If the Preface is the nearly of import part of the book, then chapter ane on 'The Showtime and End of Marriage' is the most fascinating. Song offers a careful reading of the Genesis business relationship and their significance in the light of reflections from the fathers, and weaves into this the bear on of Jesus' celibacy and teaching on eschatology. In many ways he gives usa a disarming and nuanced understanding of the two creation accounts, and observes that 'God declares that they are made male and female, with an intrinsic mutual relationally.' But he then makes what I think is the get-go misstep—and one that is crucial to his later on argument. In Genesis one, sexual differentiation is linked with the chore of ruling over creation (every bit God's vice-regents) and this is effective through procreation, which is therefore a primary purpose of marriage. Song fails hither to give sufficient attention to the 2d creation account, in Genesis 2, where procreation appears not to exist in view at all, only the existential recognition and zipper which is (in the narrative) a solution to the trouble of aloneness.

A brief tour of patristic exploration (including Augustine'south suspicion of sexual activity every bit the place where homo rationality fails, which is a Bad Thing) leads Vocal to identify the 'goods' of marriage as faithfulness, permanence and procreation. At that place is some parallel hither with Jeffrey John's formula of 'permanent, faithful and stable', and it is non hard to run across the direction this might then lead when (either because of the coming kingdom, or the advent of nascence control) procreation becomes less important. What appears to be completely missing from Vocal's discussion here is the notion ofunion, expressed in Gen 2.24 in the linguistic communication of 'cleaving' or unity, and the very strong 'condign one flesh'—language that both Jesus (Mark 10.8) and Paul (one Cor 6.sixteen) redeploy.

The adjacent section is a fascinating exploration of the office of marriage as an analogy for the human relationship of God with creation—and here Song makes a much stronger case than I had expected, one that is usually seen as the province of the well-nigh theologically bourgeois. Hither he rejects any pragmatic or situational understanding of matrimony:

Information technology is one thing to say that I pledge my troth as long as it suits our well-being, and that of our children and a wider social club, another to say that I pledge my troth because that is what spousal relationship is (p 12).

7ltxcvr1abgsdohj5ezqSo follows a detailed exploration of the impact of eschatology on this whole understanding. If the gendered nature of humanity and the function of marriage is connected to procreation, and this is the style that dominion is exercised,and this is vital because people die, so in the new age where there is no decease, there is no need for procreation and therefore no need for union. This is, of course, the essential logic backside Jesus' response to the Sadducees in Matt 22.30, and leads to the logic of celibacy. 'Celibacy, in other words, has become an appropriate stance for those who wish to alive in the New Historic period.' It is not surprising, so, that Jesus and Paul alive out merely this vocation—and it is vital that we recover this perspective, without giving up on wedlock.

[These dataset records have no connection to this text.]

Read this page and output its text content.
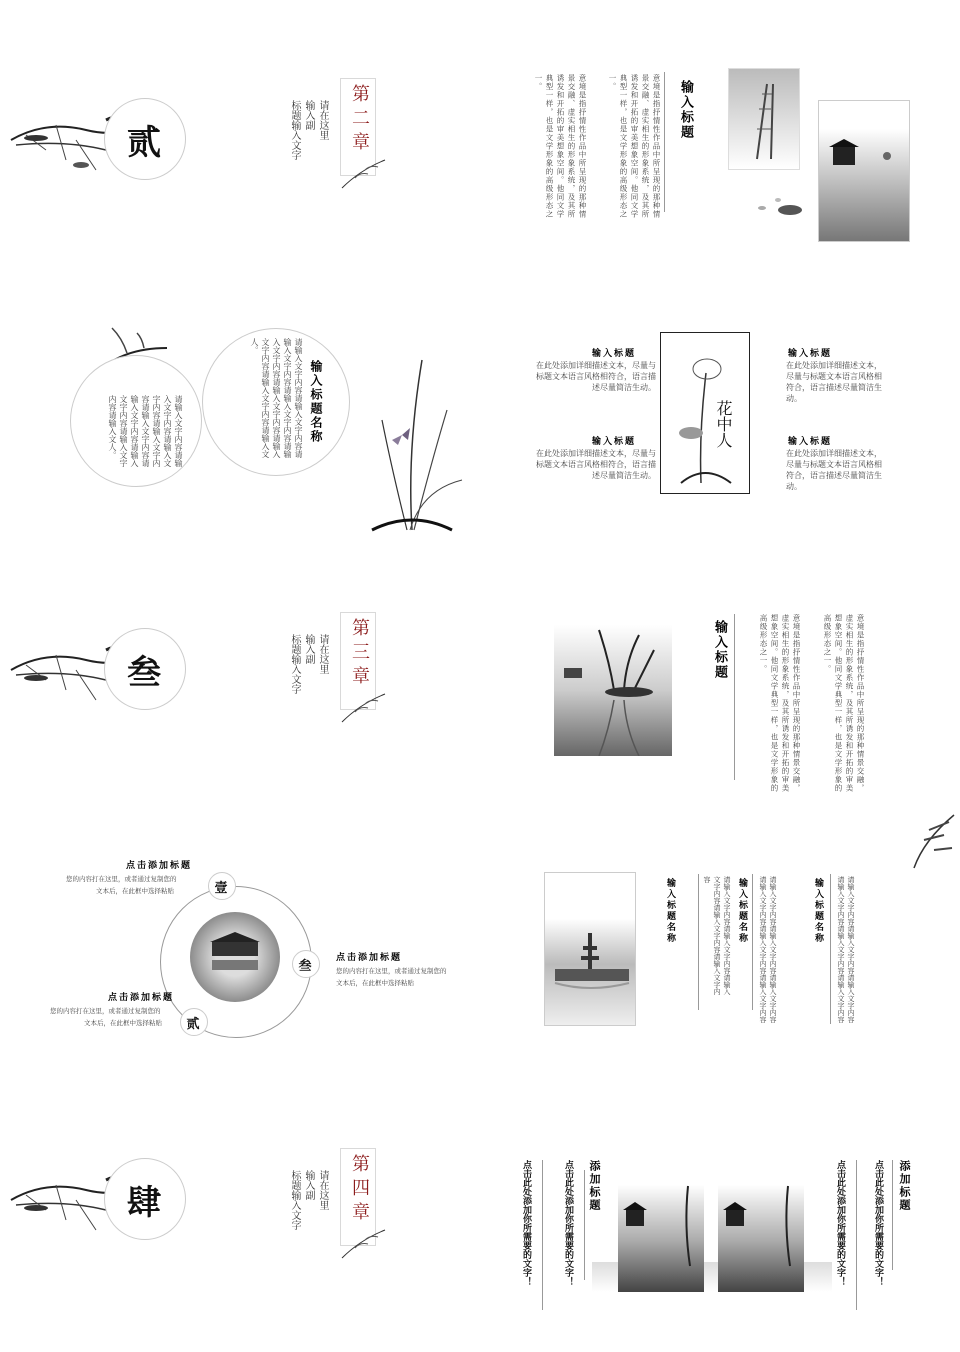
贰	第二章
请在这里
输入副
标题输入文字	输入标题
意境是指抒情性作品中所呈现的那种情景交融、虚实相生的形象系统，及其所诱发和开拓的审美想象空间。他同文学典型一样，也是文学形象的高级形态之一。
意境是指抒情性作品中所呈现的那种情景交融、虚实相生的形象系统，及其所诱发和开拓的审美想象空间。他同文学典型一样，也是文学形象的高级形态之一。
请输入文字内容请输入文字内容请输入文字内容请输入文字内容请输入文字内容请输入文字内容请输入文字内容请输入文字内容请输入文人。	请输入文字内容请输入文字内容请输入文字内容请输入文字内容请输入文字内容请输入文字内容请输入文字内容请输入文字内容请输入文人。
输入标题名称	花中人
输入标题
在此处添加详细描述文本，尽量与标题文本语言风格相符合，语言描述尽量简洁生动。
输入标题
在此处添加详细描述文本，尽量与标题文本语言风格相符合，语言描述尽量简洁生动。
输入标题
在此处添加详细描述文本，尽量与标题文本语言风格相符合，语言描述尽量简洁生动。
输入标题
在此处添加详细描述文本，尽量与标题文本语言风格相符合，语言描述尽量简洁生动。
叁	第三章
请在这里
输入副
标题输入文字	输入标题	意境是指抒情性作品中所呈现的那种情景交融，虚实相生的形象系统，及其所诱发和开拓的审美想象空间。他同文学典型一样，也是文学形象的高级形态之一。
意境是指抒情性作品中所呈现的那种情景交融，虚实相生的形象系统，及其所诱发和开拓的审美想象空间。他同文学典型一样，也是文学形象的高级形态之一。
点击添加标题
您的内容打在这里，或者通过复制您的
文本后，在此框中选择粘贴	壹
叁
贰
点击添加标题
您的内容打在这里，或者通过复制您的
文本后，在此框中选择粘贴
点击添加标题
您的内容打在这里，或者通过复制您的
文本后，在此框中选择粘贴
输入标题名称	请输入文字内容请输入文字内容请输入文字内容请输入文字内容请输入文字内容	输入标题名称	请输入文字内容请输入文字内容请输入文字内容请输入文字内容请输入文字内容请输入文字内容	输入标题名称	请输入文字内容请输入文字内容请输入文字内容请输入文字内容请输入文字内容请输入文字内容
肆	第四章
请在这里
输入副
标题输入文字	点击此处添加你所需要的文字！	点击此处添加你所需要的文字！ 添加标题	点击此处添加你所需要的文字！	点击此处添加你所需要的文字！ 添加标题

If nosotros in the contemporary Church take a need now, one might say that it is to recover the significance of authentic celibacy.  Against the heritage of Protestant ethics of the family, against post- and sub-Freudian assumptions about the necessity of a healthy sexual practice life for psychological wholeness,  confronting the late modern capitalist consumerisation of sexuality, a renewed understanding of the theological significance of celibacy and avowed singleness is surely essential to the Church's truthful witness (p 22).


Thus far, thus 'traditionalist'—though of grade Song is here challenging 'traditionalist' discourse about union and sexuality as much as anything, and at the aforementioned fourth dimension offering fascinating reflections and insights. Just in doing and then he has set the bar very loftier for the acceptance of aforementioned-sex activity matrimony—or mayhap, to borrow a different image, he has described a very fine heart in the spousal relationship needle through which the camel of same-sex unions must pass if he is to answer his earlier question.